O
sociólogo francês Pierre Bourdieu buscou, em sua teoria, compreender a
sociedade não de forma superficial, mas a partir de uma análise extremamente
profunda. O autor interpretava a sociedade como uma realidade constituída por
campos, dentre os quais estaria o campo jurídico, interconectados, porém autônomos.
Cada um dos diversos campos, que constituem o âmbito social, apresenta
características específicas, cuja especificidade é a existência de um poder
simbólico, como a linguagem jurídica no campo do Direito, e uma gama de outras
estruturas, que constituem o Habitus
de cada campo.
No que
diz respeito ao julgamento da Arguição de Descumprimento de Preceito
Fundamental (ADPF), proposta pela Confederação Nacional dos Trabalhadores de
Saúde (CNTS) com a pretensão de reconhecimento da inconstitucionalidade da
hipótese da criminalização do aborto de fetos anencéfalos, várias são as
prerrogativas apontadas por Bourdieu que podem ser identificadas.
Primeiramente,
o autor coloca a necessidade de reconhecimento de que a teoria kelseniana, a
qual dita que o Direito é um fim em si mesmo, é falha. Isto porque, consoante a
Bourdieu, apesar da autonomia dos diversos campos sociais, estes são perpassados
por diversos outros campos e influências, fazendo com que se delimite uma
independência relativa. Com o campo jurídico não seria diferente. Dessa forma,
na argumentação do andamento da ADPF diversas são as áreas disciplinares a que
recorre o Direito para embasar-se, como o campo da Medicina, da Psicologia, da
Biologia e da Sociologia.

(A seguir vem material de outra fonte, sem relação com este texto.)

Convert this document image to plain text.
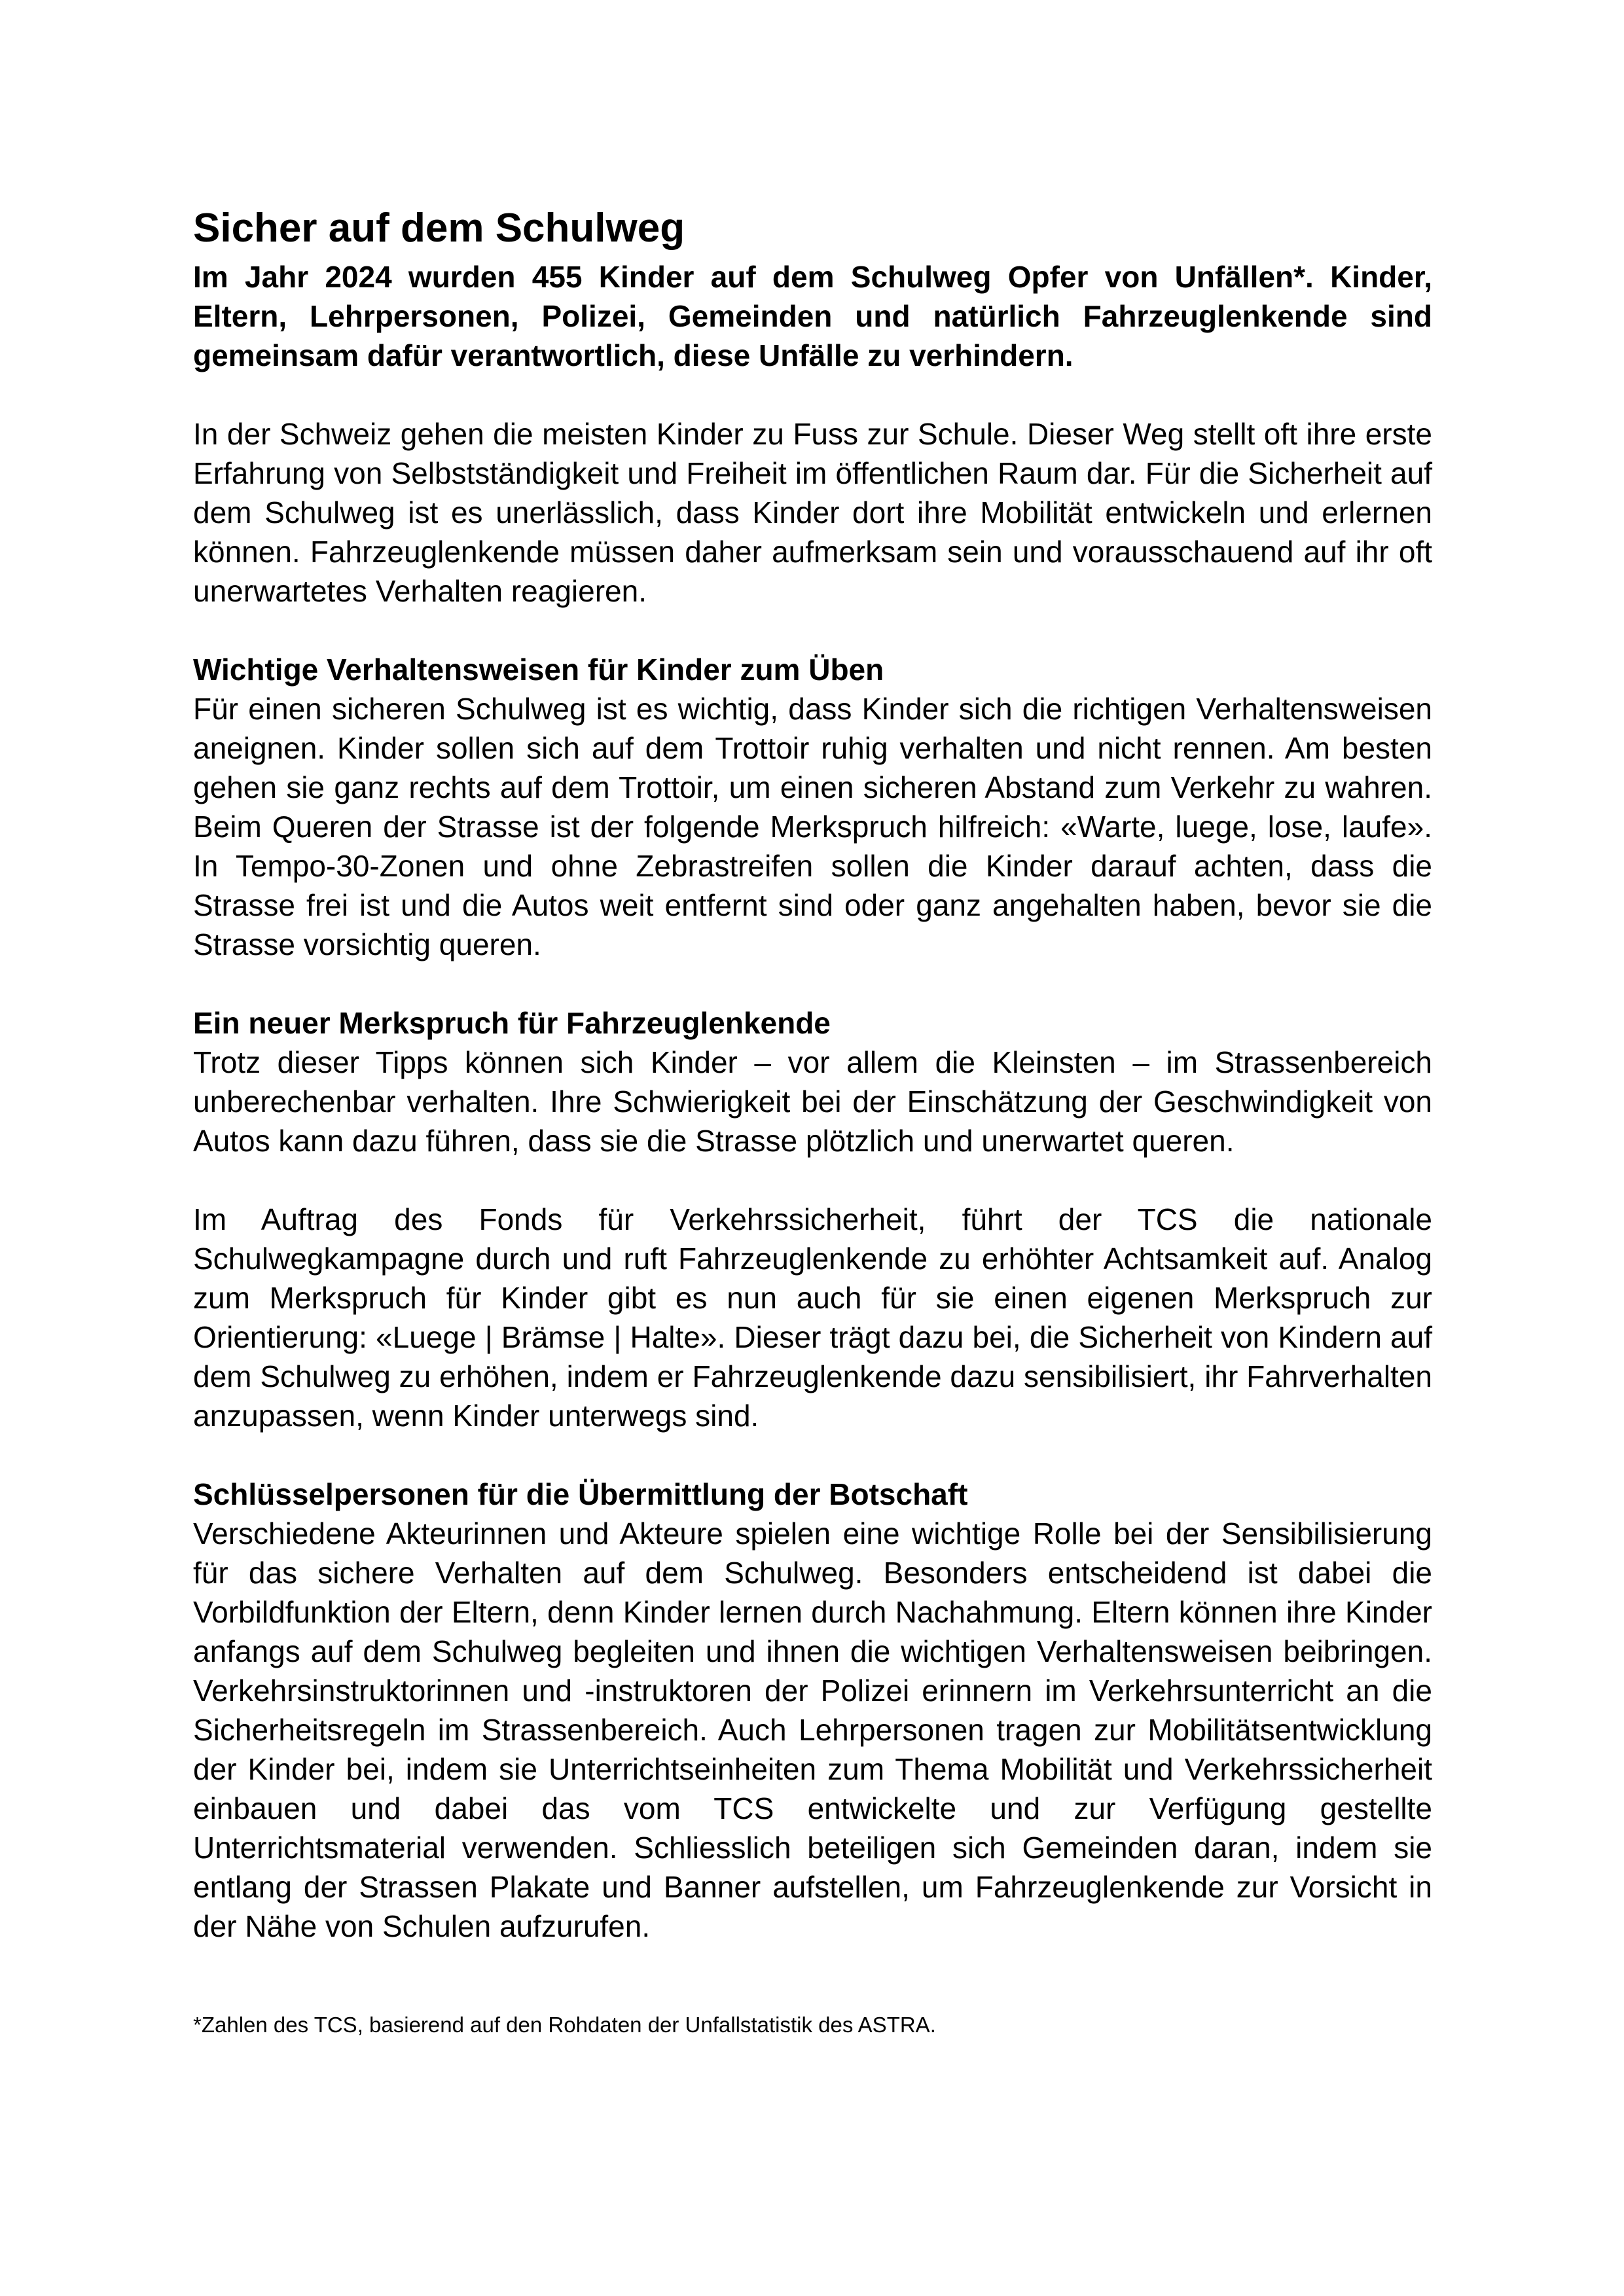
Sicher auf dem Schulweg

Im Jahr 2024 wurden 455 Kinder auf dem Schulweg Opfer von Unfällen*. Kinder, Eltern, Lehrpersonen, Polizei, Gemeinden und natürlich Fahrzeuglenkende sind gemeinsam dafür verantwortlich, diese Unfälle zu verhindern.

In der Schweiz gehen die meisten Kinder zu Fuss zur Schule. Dieser Weg stellt oft ihre erste Erfahrung von Selbstständigkeit und Freiheit im öffentlichen Raum dar. Für die Sicherheit auf dem Schulweg ist es unerlässlich, dass Kinder dort ihre Mobilität entwickeln und erlernen können. Fahrzeuglenkende müssen daher aufmerksam sein und vorausschauend auf ihr oft unerwartetes Verhalten reagieren.

Wichtige Verhaltensweisen für Kinder zum Üben

Für einen sicheren Schulweg ist es wichtig, dass Kinder sich die richtigen Verhaltensweisen aneignen. Kinder sollen sich auf dem Trottoir ruhig verhalten und nicht rennen. Am besten gehen sie ganz rechts auf dem Trottoir, um einen sicheren Abstand zum Verkehr zu wahren. Beim Queren der Strasse ist der folgende Merkspruch hilfreich: «Warte, luege, lose, laufe». In Tempo-30-Zonen und ohne Zebrastreifen sollen die Kinder darauf achten, dass die Strasse frei ist und die Autos weit entfernt sind oder ganz angehalten haben, bevor sie die Strasse vorsichtig queren.

Ein neuer Merkspruch für Fahrzeuglenkende

Trotz dieser Tipps können sich Kinder – vor allem die Kleinsten – im Strassenbereich unberechenbar verhalten. Ihre Schwierigkeit bei der Einschätzung der Geschwindigkeit von Autos kann dazu führen, dass sie die Strasse plötzlich und unerwartet queren.

Im Auftrag des Fonds für Verkehrssicherheit, führt der TCS die nationale Schulwegkampagne durch und ruft Fahrzeuglenkende zu erhöhter Achtsamkeit auf. Analog zum Merkspruch für Kinder gibt es nun auch für sie einen eigenen Merkspruch zur Orientierung: «Luege | Brämse | Halte». Dieser trägt dazu bei, die Sicherheit von Kindern auf dem Schulweg zu erhöhen, indem er Fahrzeuglenkende dazu sensibilisiert, ihr Fahrverhalten anzupassen, wenn Kinder unterwegs sind.

Schlüsselpersonen für die Übermittlung der Botschaft

Verschiedene Akteurinnen und Akteure spielen eine wichtige Rolle bei der Sensibilisierung für das sichere Verhalten auf dem Schulweg. Besonders entscheidend ist dabei die Vorbildfunktion der Eltern, denn Kinder lernen durch Nachahmung. Eltern können ihre Kinder anfangs auf dem Schulweg begleiten und ihnen die wichtigen Verhaltensweisen beibringen. Verkehrsinstruktorinnen und -instruktoren der Polizei erinnern im Verkehrsunterricht an die Sicherheitsregeln im Strassenbereich. Auch Lehrpersonen tragen zur Mobilitätsentwicklung der Kinder bei, indem sie Unterrichtseinheiten zum Thema Mobilität und Verkehrssicherheit einbauen und dabei das vom TCS entwickelte und zur Verfügung gestellte Unterrichtsmaterial verwenden. Schliesslich beteiligen sich Gemeinden daran, indem sie entlang der Strassen Plakate und Banner aufstellen, um Fahrzeuglenkende zur Vorsicht in der Nähe von Schulen aufzurufen.

*Zahlen des TCS, basierend auf den Rohdaten der Unfallstatistik des ASTRA.
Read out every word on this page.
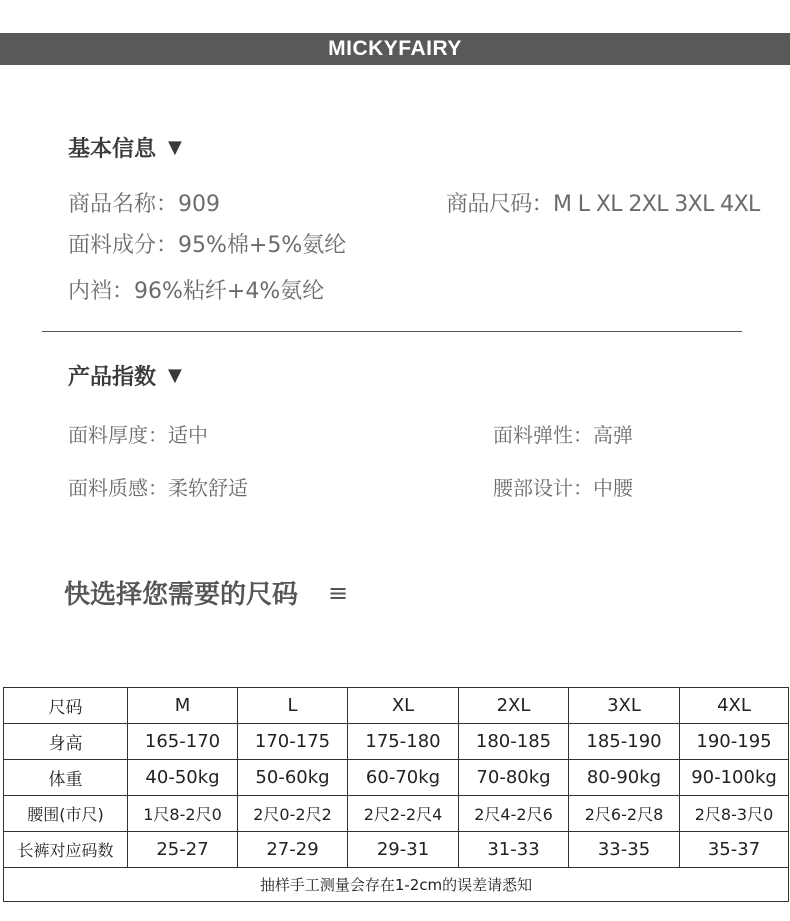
MICKYFAIRY
基本信息 ▼
商品名称：909	商品尺码：M L XL 2XL 3XL 4XL
面料成分：95%棉+5%氨纶
内裆：96%粘纤+4%氨纶
产品指数 ▼
面料厚度：适中	面料弹性：高弹
面料质感：柔软舒适	腰部设计：中腰
快选择您需要的尺码 ≡
尺码	M	L	XL	2XL	3XL	4XL
身高	165-170	170-175	175-180	180-185	185-190	190-195
体重	40-50kg	50-60kg	60-70kg	70-80kg	80-90kg	90-100kg
腰围(市尺)	1尺8-2尺0	2尺0-2尺2	2尺2-2尺4	2尺4-2尺6	2尺6-2尺8	2尺8-3尺0
长裤对应码数	25-27	27-29	29-31	31-33	33-35	35-37
抽样手工测量会存在1-2cm的误差请悉知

A conjugação das diversas áreas do saber é um
trabalho hercúleo, mas necessário para a não decisão monocrática.
Além disso,
é importante destacar a identificação dos “espaços possíveis” na teoria de Bourdieu,
os quais seriam específicos e limitados; sua transposição seria um tabu. Ora,
em momento algum da ADPF discute-se a questão do aborto em si, ou a disposição
do corpo da mulher, ou mesmo a liberdade feminina de escolher ou não abortar,
mas discute-se, exclusivamente, a questão do aborto de anencéfalos. Percebe-se, pois, que adentrar na questão de
gêneros ou do início da vida humana é solapar-se em um terreno pantanoso, que
ultrapassa os espaços dos possíveis, sendo pois, negligenciado, e, até mesmo,
temido.
Dessa
forma, dever-se-ia, buscar a ampliação dos espaços dos possíveis como forma de
fomento a que questões reconhecidas como tabus, como a questão dos gêneros e do
próprio aborto, sejam postas em xeque. Quanto a isso, observa Bourdieu que o
campo jurídico está em constante mutação, em função da dialética social, não
avançando, pois, por si mesmo, mas assimilando as alterações sociais. Assim, o
caminho é árduo, mas ainda há uma luz a ser seguida.